All of this is to the good and should be accessible for everyone. The dialogue from writer-director Chris Butler is excellent as are the site gags which are the best since Box Trolls, maybe ever. Even when the set-up is extremely obvious they still work. Many of the punch lines are just as good, benefitting tremendously from Galifianakis’ line readings. But it’s really Jackman who is the beating heart of the film, not the least because he is the character undergoing transformation but because in many ways Sir Lionel all of Jackman’s best instincts brought to the fore. He’s dashing, brave, arrogant, not above a little larceny in a good cause and he even gets to sing!
But it often feels like a lost cause. Missing Link is made for a group which will probably not care for it because it has the form of a family oriented animated film but contains a wholly different substance. (The themes are not that far off from you typical family fare or even for many studio melodramas, focusing on the need to be true to yourself and reject desires to change yourself in order fit into a larger group. Its right up there with ‘believe in yourself and anything is possible’ as Hollywood’s favorite modern moral.) However, the younger audience which might like this kind of thing will likely never make it through Link’s more complex storytelling. This is an animated story for adults (or at least big kids) but they’ll likely never know.

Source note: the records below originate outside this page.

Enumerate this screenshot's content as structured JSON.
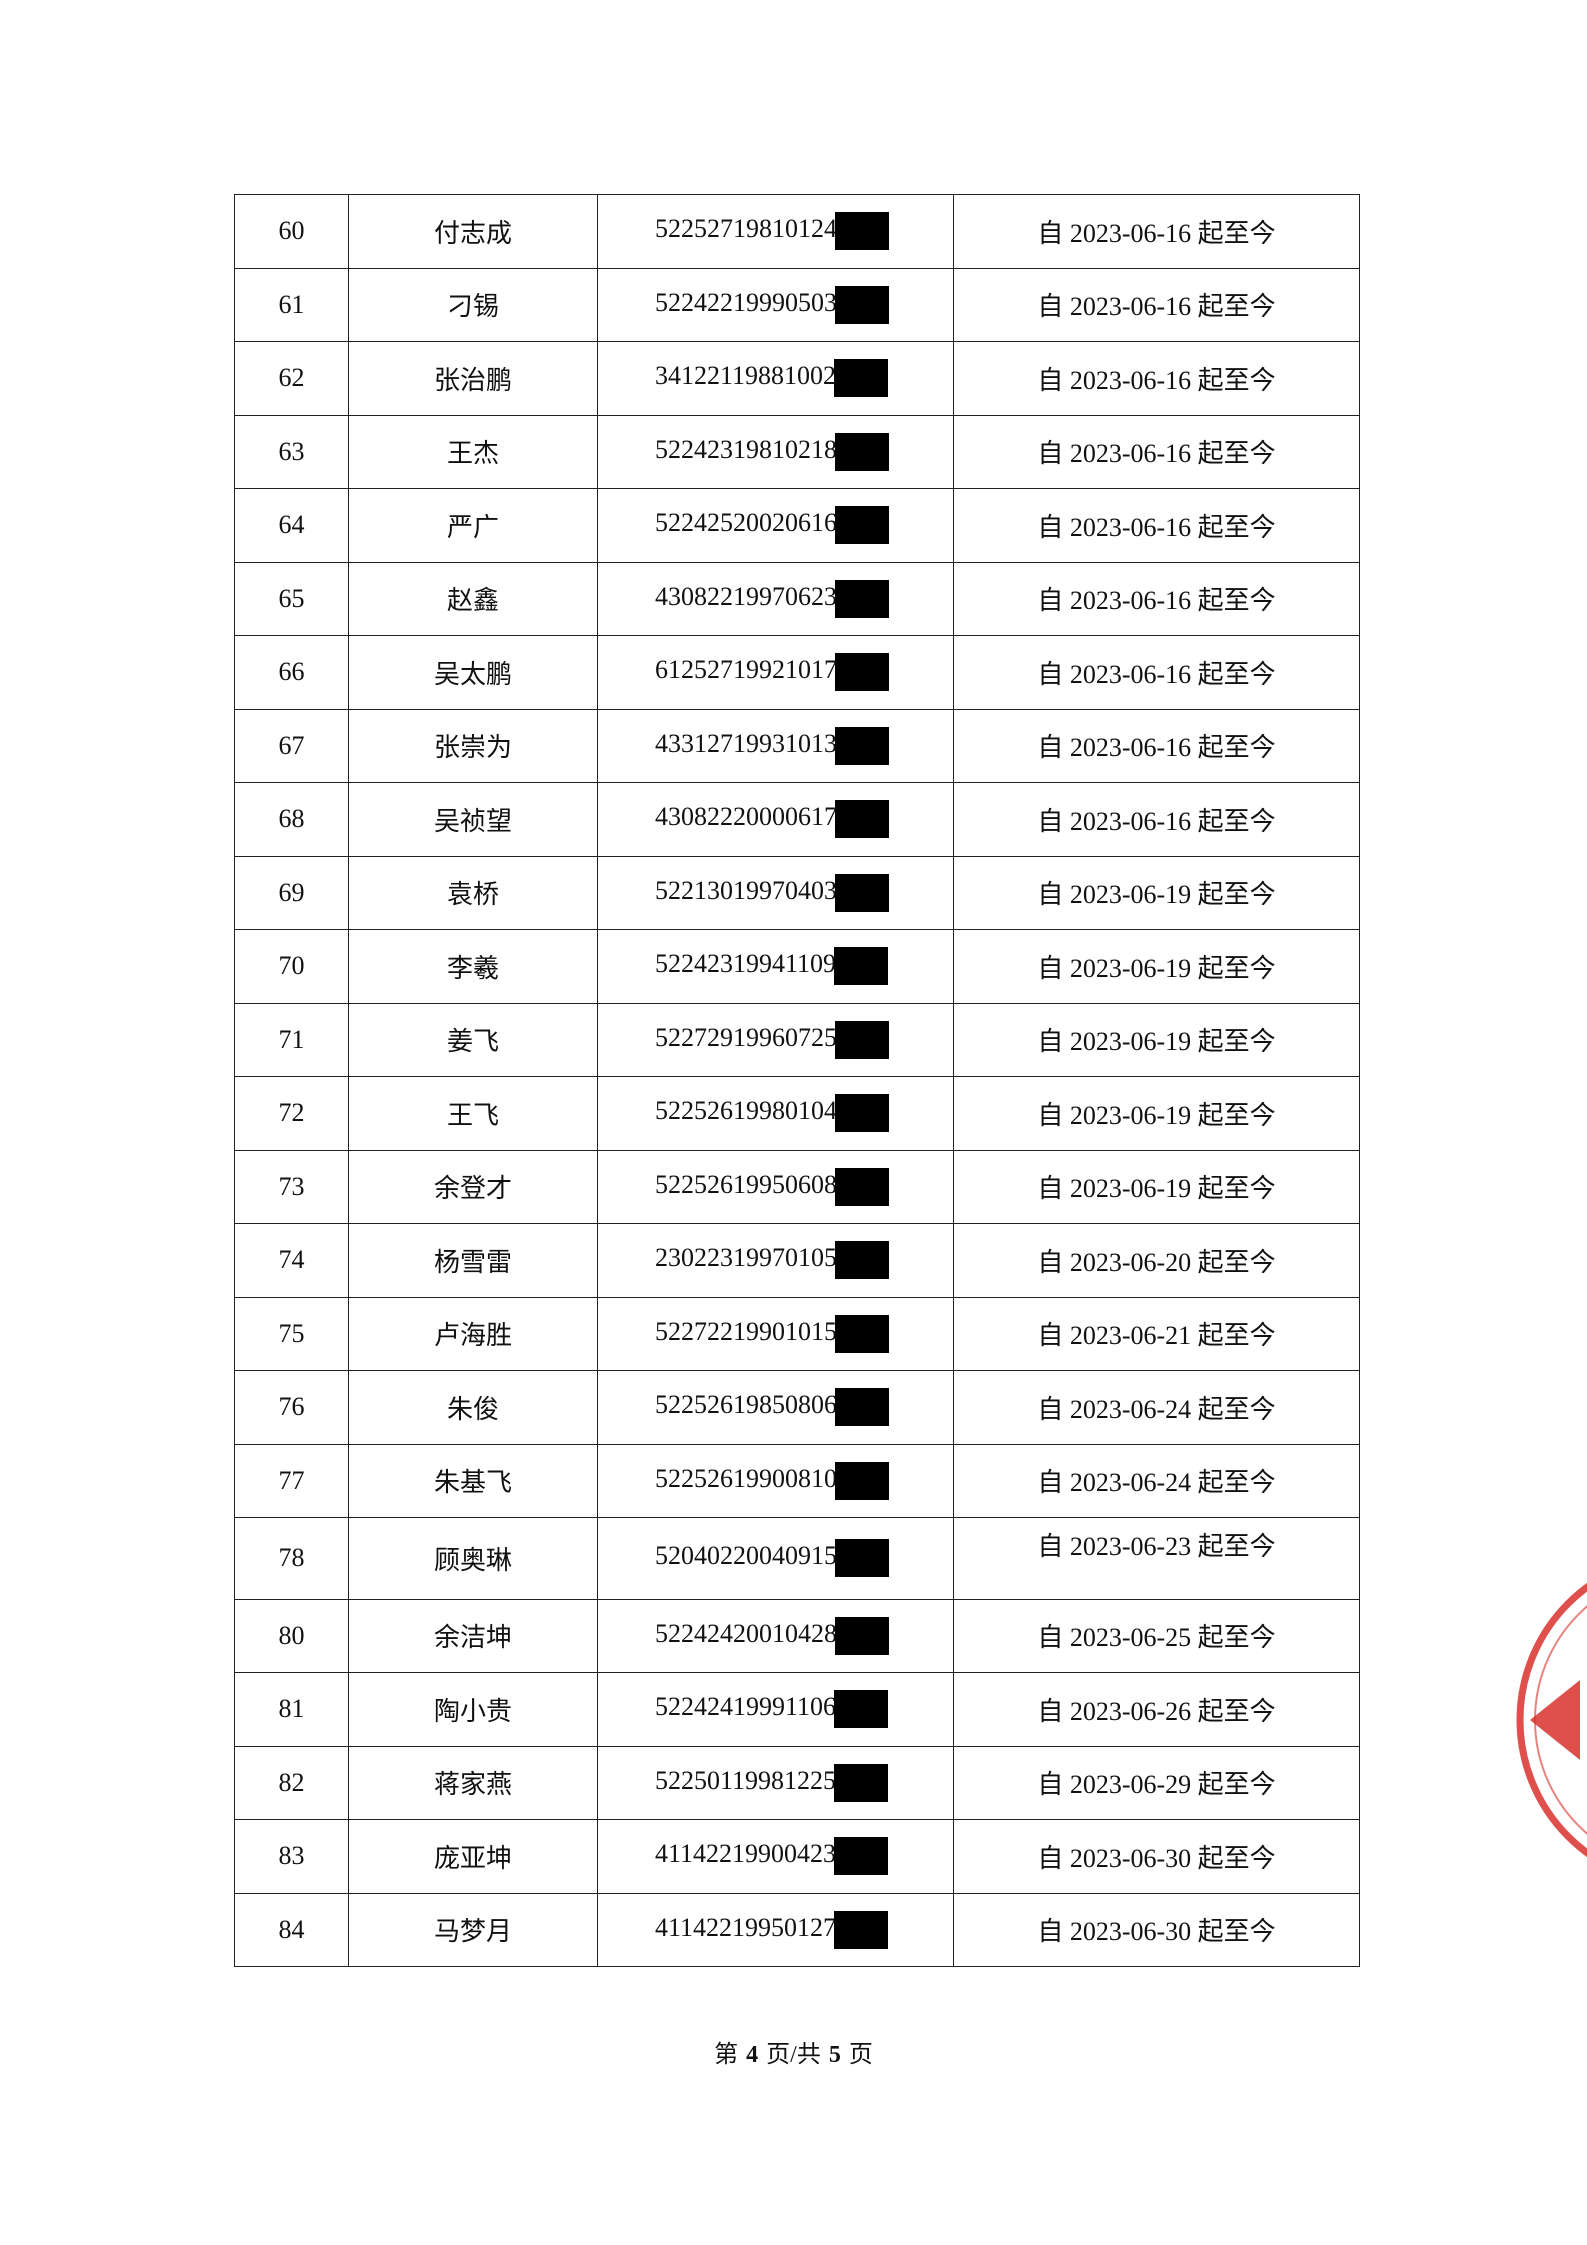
{
  "table": {
    "rows": [
      [
        "60",
        "付志成",
        "52252719810124",
        "自 2023-06-16 起至今"
      ],
      [
        "61",
        "刁锡",
        "52242219990503",
        "自 2023-06-16 起至今"
      ],
      [
        "62",
        "张治鹏",
        "34122119881002",
        "自 2023-06-16 起至今"
      ],
      [
        "63",
        "王杰",
        "52242319810218",
        "自 2023-06-16 起至今"
      ],
      [
        "64",
        "严广",
        "52242520020616",
        "自 2023-06-16 起至今"
      ],
      [
        "65",
        "赵鑫",
        "43082219970623",
        "自 2023-06-16 起至今"
      ],
      [
        "66",
        "吴太鹏",
        "61252719921017",
        "自 2023-06-16 起至今"
      ],
      [
        "67",
        "张崇为",
        "43312719931013",
        "自 2023-06-16 起至今"
      ],
      [
        "68",
        "吴祯望",
        "43082220000617",
        "自 2023-06-16 起至今"
      ],
      [
        "69",
        "袁桥",
        "52213019970403",
        "自 2023-06-19 起至今"
      ],
      [
        "70",
        "李羲",
        "52242319941109",
        "自 2023-06-19 起至今"
      ],
      [
        "71",
        "姜飞",
        "52272919960725",
        "自 2023-06-19 起至今"
      ],
      [
        "72",
        "王飞",
        "52252619980104",
        "自 2023-06-19 起至今"
      ],
      [
        "73",
        "余登才",
        "52252619950608",
        "自 2023-06-19 起至今"
      ],
      [
        "74",
        "杨雪雷",
        "23022319970105",
        "自 2023-06-20 起至今"
      ],
      [
        "75",
        "卢海胜",
        "52272219901015",
        "自 2023-06-21 起至今"
      ],
      [
        "76",
        "朱俊",
        "52252619850806",
        "自 2023-06-24 起至今"
      ],
      [
        "77",
        "朱基飞",
        "52252619900810",
        "自 2023-06-24 起至今"
      ],
      [
        "78",
        "顾奥琳",
        "52040220040915",
        "自 2023-06-23 起至今"
      ],
      [
        "80",
        "余洁坤",
        "52242420010428",
        "自 2023-06-25 起至今"
      ],
      [
        "81",
        "陶小贵",
        "52242419991106",
        "自 2023-06-26 起至今"
      ],
      [
        "82",
        "蒋家燕",
        "52250119981225",
        "自 2023-06-29 起至今"
      ],
      [
        "83",
        "庞亚坤",
        "41142219900423",
        "自 2023-06-30 起至今"
      ],
      [
        "84",
        "马梦月",
        "41142219950127",
        "自 2023-06-30 起至今"
      ]
    ]
  },
  "footer": [
    "第",
    "4",
    "页/共",
    "5",
    "页"
  ]
}
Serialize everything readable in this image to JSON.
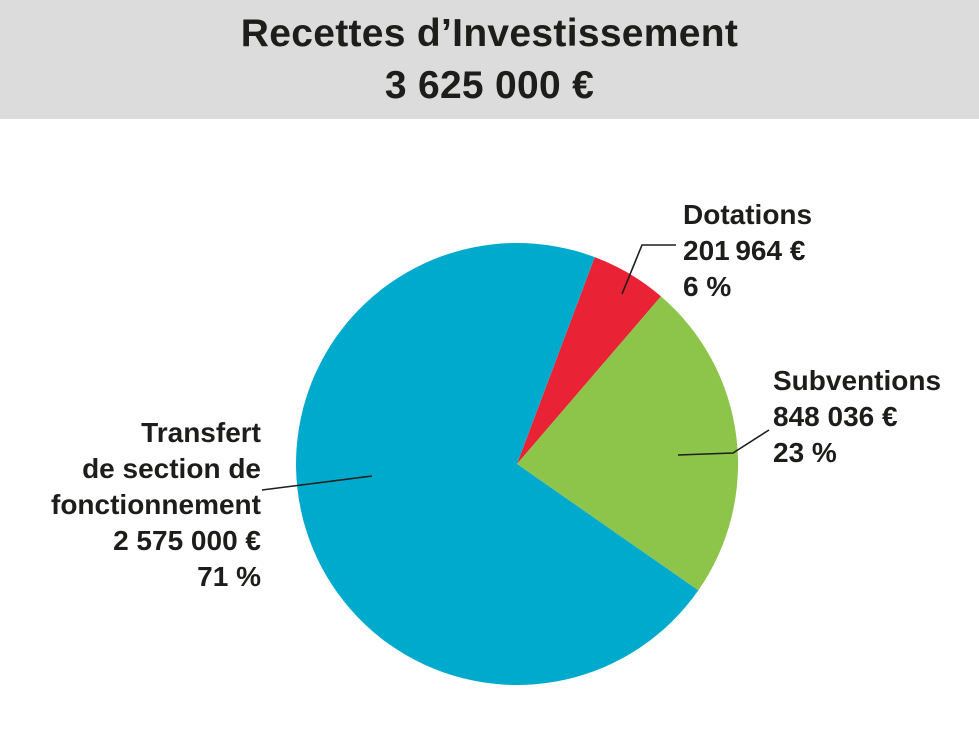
{
  "header": {
    "title": "Recettes d’Investissement",
    "total": "3 625 000 €"
  },
  "chart_data": {
    "type": "pie",
    "title": "Recettes d’Investissement",
    "subtitle": "3 625 000 €",
    "total": 3625000,
    "slices": [
      {
        "key": "dotations",
        "label_lines": [
          "Dotations"
        ],
        "amount": "201 964 €",
        "value": 201964,
        "percent": "6 %",
        "color": "#e92235"
      },
      {
        "key": "subventions",
        "label_lines": [
          "Subventions"
        ],
        "amount": "848 036 €",
        "value": 848036,
        "percent": "23 %",
        "color": "#8dc44a"
      },
      {
        "key": "transfert",
        "label_lines": [
          "Transfert",
          "de section de",
          "fonctionnement"
        ],
        "amount": "2 575 000 €",
        "value": 2575000,
        "percent": "71 %",
        "color": "#00aacc"
      }
    ]
  }
}
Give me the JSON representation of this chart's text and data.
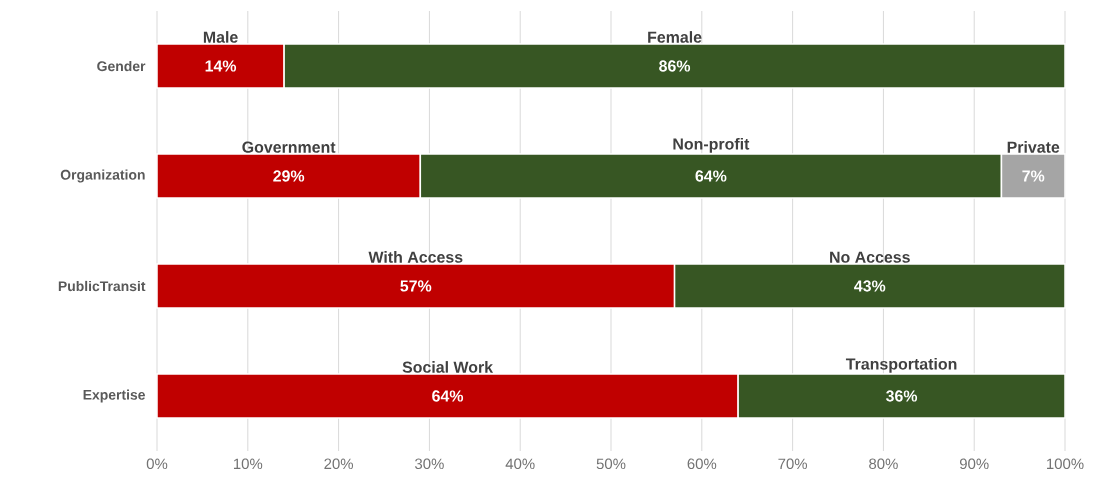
{
  "chart_data": {
    "type": "bar",
    "orientation": "horizontal",
    "stacked": true,
    "grid": "x",
    "categories": [
      "Gender",
      "Organization",
      "PublicTransit",
      "Expertise"
    ],
    "series": [
      {
        "color": "#c00000",
        "values": [
          14,
          29,
          57,
          64
        ],
        "value_labels": [
          "14%",
          "29%",
          "57%",
          "64%"
        ]
      },
      {
        "color": "#375623",
        "values": [
          86,
          64,
          43,
          36
        ],
        "value_labels": [
          "86%",
          "64%",
          "43%",
          "36%"
        ]
      },
      {
        "color": "#a5a5a5",
        "values": [
          null,
          7,
          null,
          null
        ],
        "value_labels": [
          null,
          "7%",
          null,
          null
        ]
      }
    ],
    "xlim": [
      0,
      100
    ],
    "xticks": [
      {
        "value": 0,
        "label": "0%"
      },
      {
        "value": 10,
        "label": "10%"
      },
      {
        "value": 20,
        "label": "20%"
      },
      {
        "value": 30,
        "label": "30%"
      },
      {
        "value": 40,
        "label": "40%"
      },
      {
        "value": 50,
        "label": "50%"
      },
      {
        "value": 60,
        "label": "60%"
      },
      {
        "value": 70,
        "label": "70%"
      },
      {
        "value": 80,
        "label": "80%"
      },
      {
        "value": 90,
        "label": "90%"
      },
      {
        "value": 100,
        "label": "100%"
      }
    ],
    "annotations": [
      "Male",
      "Female",
      "Government",
      "Non-profit",
      "Private",
      "With Access",
      "No Access",
      "Social Work",
      "Transportation"
    ]
  }
}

It also continues Laika’s quest to press the form to its technical limits; unfortunately it may have found them. More so than any previous film from the stop-motion specialists, Missing Link is an action film – or at least has long periods where it does a good impression of one. It’s the sort of thing which CGI can handle with ease and traditional cell animation can imitate with enough hand-waving we don’t really notice the difference, but in three-dimensional stop motion there is nowhere to hide. A side effect is that the film has a tendency to slow way down during the most adrenaline fueled moments as the characters go through their wind-ups and punches. What it gains in visual legibility it loses in momentum.
[There’s been a lot of complaint about modern action films and difficult it can be to maintain a since of geography within them as cameras seem to get closer and closer and movement gets more juttery and abrupt. Missing Link suggests that between clarity and pace, pace in a set piece really does make all the difference].
If it’s lacking in anything (and lacking is probably the wrong word) it’s Laika’s incredible sense of visual style. Gone are the blazing oranges, tantalizing purples, strangely proportioned buildings and other elements of the fantastic which the studio has embraced as part of its animation heritage. Ostensibly set in the real world (a sort of Neverland of late 19th century England and America) Missing Link gives up idiosyncrasy for romanticism, painting a vision of reality which might not be out of place in a studio historical epic. Which means frequently it a wash of grays and browns, at least until Sir Lionel and his group find the lost valley of the Yeti’s deep in the Himalays.
None of that really takes away from the strength of what Butler has done. It may not be the best Laika has ever managed, but it’s way up there, showcasing the thought and care everyone involved has put into the film. All in all it’s a great piece of animation filmmaking, one clearly made with love by its director and which answers his particularly filmmaking desires. Let’s just hope they get to keep doing that.